ArcelorMittal, USB: l'immunità resta, legalità in soffitta

Roma -

Ora è legge dello Stato. Il vergognoso ricatto messo in piedi dalla multinazionale ArcelorMittal, nei confronti del governo, con la minaccia di abbandonare l'investimento ex ilva, qualora non fosse stata confermata l'immunità penale per l'azienda, ha dato i suoi amari frutti.

Con l'ennesimo decreto salva Ilva lo Stato italiano ha confermato l'extraterritorialità dello stabilimento tarantino. Il valore, definito strategico per legge, della siderurgia a ciclo integrale del nostro paese è tale da spingere i governi ad autorizzare e legittimare l'emissione di veleni che quotidianamente si riversano sulla città e che uccidono centinaia di cittadini.

Tragicamente, grazie al decreto imprese, ora nessuno risponderà penalmente per quei morti. L'intervento dell'ex ministro Di Maio, conclusosi con la limitazione dell'immunità agli adempimenti del piano ambientale, dopo aver gridato ai quattro venti che mai avrebbe consentito l'immunità penale, è un semplice ritocco furbesco che non muta la sostanza del provvedimento.

Limitare l'immunità alle opere del piano ambientale in uno stabilimento dove quasi tutti gli impianti sono sottoposti a sequestro per la mancata adozione delle misure di sicurezza e di tutela ambientale è semplicemente ipocrita.

Dopo essersi candidato a restituire legalità ad un paese dilaniato da corruzione, malaffare e impunità, oggi il movimento 5S con questo provvedimento si accoda, in totale sintonia, ai governi che lo hanno preceduto.

Per costoro la produzione dell'acciaio viene prima del diritto alla salute, del diritto della sicurezza di chi ci lavora e del rispetto dell'ambiente.

Peraltro tutto ciò accade in uno stabilimento che sta, materialmente, cadendo a pezzi e nel quale, non si intravede nessun cambio di passo nella nuova gestione Arcelor Mittal rispetto a quella commissariale.
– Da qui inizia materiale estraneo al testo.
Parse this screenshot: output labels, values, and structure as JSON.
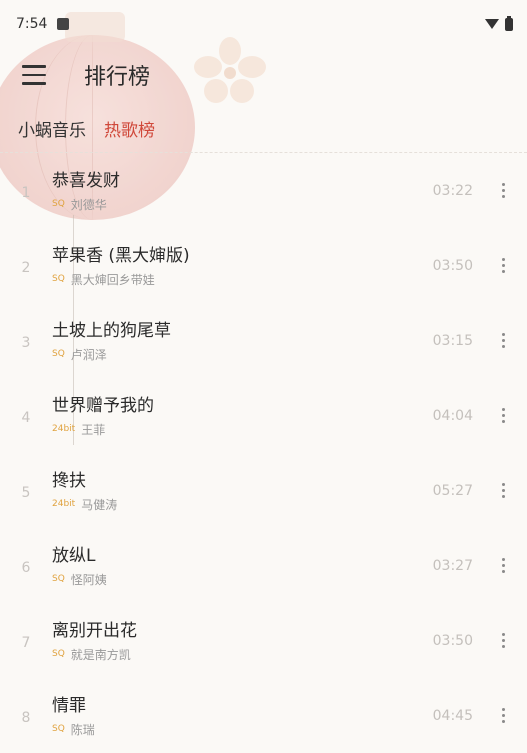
{
  "status_bar": {
    "time": "7:54"
  },
  "toolbar": {
    "title": "排行榜"
  },
  "tabs": [
    {
      "label": "小蜗音乐",
      "active": false
    },
    {
      "label": "热歌榜",
      "active": true
    }
  ],
  "colors": {
    "accent": "#d0483a",
    "quality": "#e0a340",
    "background": "#fbf9f6"
  },
  "songs": [
    {
      "rank": "1",
      "title": "恭喜发财",
      "quality": "SQ",
      "artist": "刘德华",
      "duration": "03:22"
    },
    {
      "rank": "2",
      "title": "苹果香 (黑大婶版)",
      "quality": "SQ",
      "artist": "黑大婶回乡带娃",
      "duration": "03:50"
    },
    {
      "rank": "3",
      "title": "土坡上的狗尾草",
      "quality": "SQ",
      "artist": "卢润泽",
      "duration": "03:15"
    },
    {
      "rank": "4",
      "title": "世界赠予我的",
      "quality": "24bit",
      "artist": "王菲",
      "duration": "04:04"
    },
    {
      "rank": "5",
      "title": "搀扶",
      "quality": "24bit",
      "artist": "马健涛",
      "duration": "05:27"
    },
    {
      "rank": "6",
      "title": "放纵L",
      "quality": "SQ",
      "artist": "怪阿姨",
      "duration": "03:27"
    },
    {
      "rank": "7",
      "title": "离别开出花",
      "quality": "SQ",
      "artist": "就是南方凯",
      "duration": "03:50"
    },
    {
      "rank": "8",
      "title": "情罪",
      "quality": "SQ",
      "artist": "陈瑞",
      "duration": "04:45"
    }
  ]
}
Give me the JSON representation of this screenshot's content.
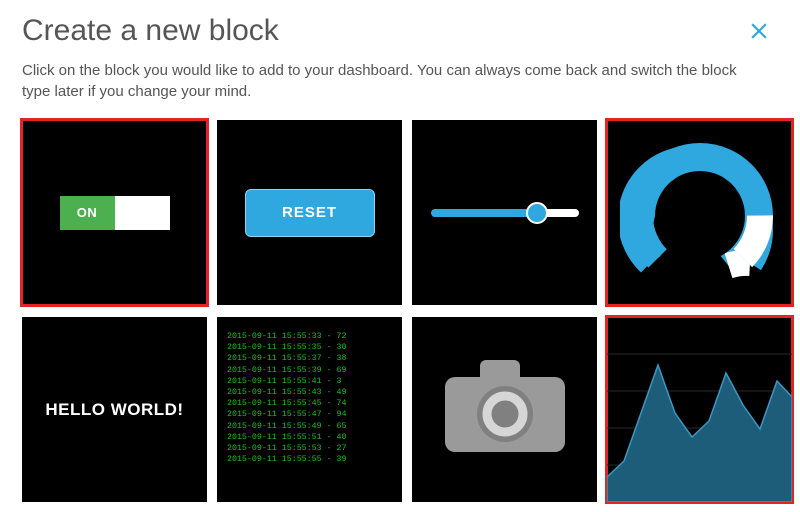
{
  "header": {
    "title": "Create a new block",
    "subtitle": "Click on the block you would like to add to your dashboard. You can always come back and switch the block type later if you change your mind.",
    "close_icon": "close-icon"
  },
  "colors": {
    "accent": "#2fa8e0",
    "highlight": "#e22424",
    "toggle_on": "#4caf50",
    "terminal_text": "#16c21d"
  },
  "blocks": [
    {
      "id": "toggle",
      "highlighted": true,
      "toggle_label": "ON"
    },
    {
      "id": "button",
      "highlighted": false,
      "button_label": "RESET"
    },
    {
      "id": "slider",
      "highlighted": false,
      "slider_value": 70
    },
    {
      "id": "gauge",
      "highlighted": true,
      "gauge_value": 80
    },
    {
      "id": "text",
      "highlighted": false,
      "text_content": "HELLO WORLD!"
    },
    {
      "id": "stream",
      "highlighted": false,
      "stream_lines": [
        "2015-09-11 15:55:33 - 72",
        "2015-09-11 15:55:35 - 30",
        "2015-09-11 15:55:37 - 38",
        "2015-09-11 15:55:39 - 69",
        "2015-09-11 15:55:41 - 3",
        "2015-09-11 15:55:43 - 49",
        "2015-09-11 15:55:45 - 74",
        "2015-09-11 15:55:47 - 94",
        "2015-09-11 15:55:49 - 65",
        "2015-09-11 15:55:51 - 40",
        "2015-09-11 15:55:53 - 27",
        "2015-09-11 15:55:55 - 39"
      ]
    },
    {
      "id": "image",
      "highlighted": false
    },
    {
      "id": "linechart",
      "highlighted": true
    }
  ],
  "chart_data": {
    "type": "area",
    "x": [
      0,
      1,
      2,
      3,
      4,
      5,
      6,
      7,
      8,
      9,
      10,
      11
    ],
    "values": [
      20,
      30,
      60,
      90,
      55,
      40,
      50,
      80,
      60,
      45,
      75,
      65
    ],
    "ylim": [
      0,
      100
    ]
  }
}
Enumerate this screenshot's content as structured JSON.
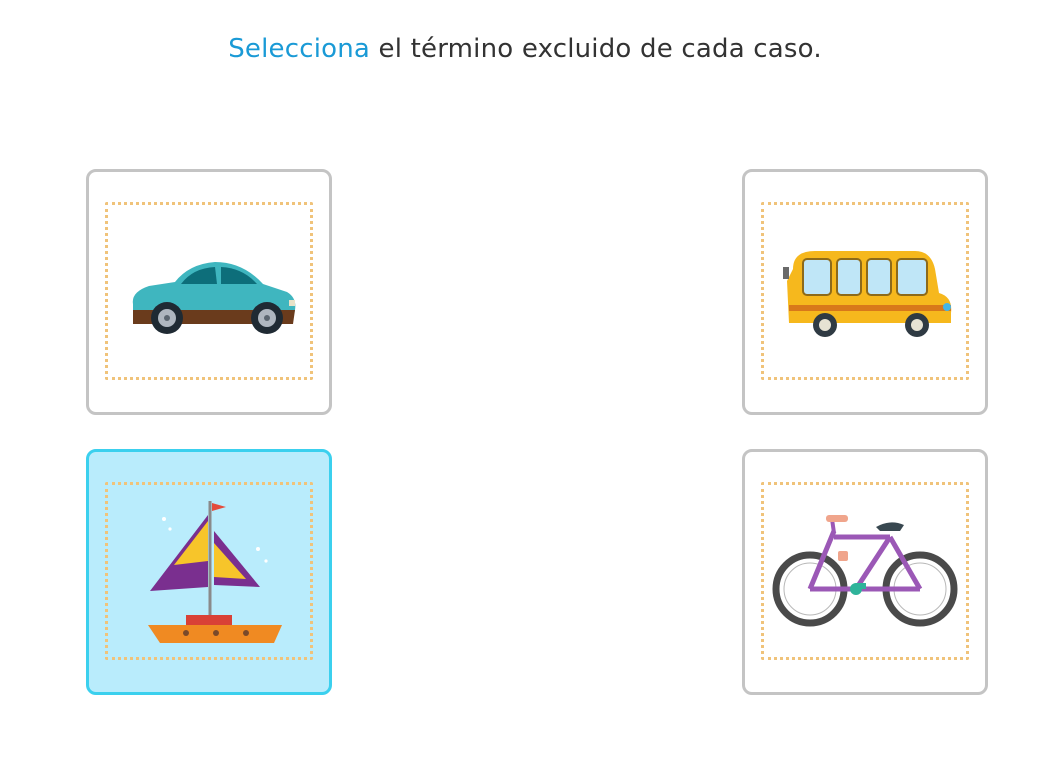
{
  "instruction": {
    "highlight": "Selecciona",
    "rest": " el término excluido de cada caso."
  },
  "colors": {
    "accent": "#1a9ad6",
    "selected_background": "#b9ecfc",
    "selected_border": "#3bd0ee",
    "card_border": "#c4c4c4",
    "frame_dots": "#f0c37a"
  },
  "options": [
    {
      "icon": "car-icon",
      "selected": false
    },
    {
      "icon": "bus-icon",
      "selected": false
    },
    {
      "icon": "sailboat-icon",
      "selected": true
    },
    {
      "icon": "bicycle-icon",
      "selected": false
    }
  ]
}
La pervicacia con cui la proprietà ArcelorMittal ha chiesto ed ottenuto l'immunità non testimonia esattamente un grande impegno industriale, quanto più la volontà di sfruttare al massimo gli impianti, spremere il più possibile risorse pubbliche e i lavoratori per poi disimpegnarsi progressivamente nei prossimi anni. Accaparrandosi così le ambite quote di mercato dell'ex ilva e il presidio nel porto.

Un disastro sociale, politico ed economico annunciato quindi, annunciato nel momento stesso in cui il governo Gentiloni ha deciso il ritorno dei privati nella proprietà e il primo governo Conte ha confermato.

Ora più che mai è necessaria una mobilitazione straordinaria dei lavoratori e della città. Lo stabilimento va chiuso. Ne va del presente e del futuro di questo paese.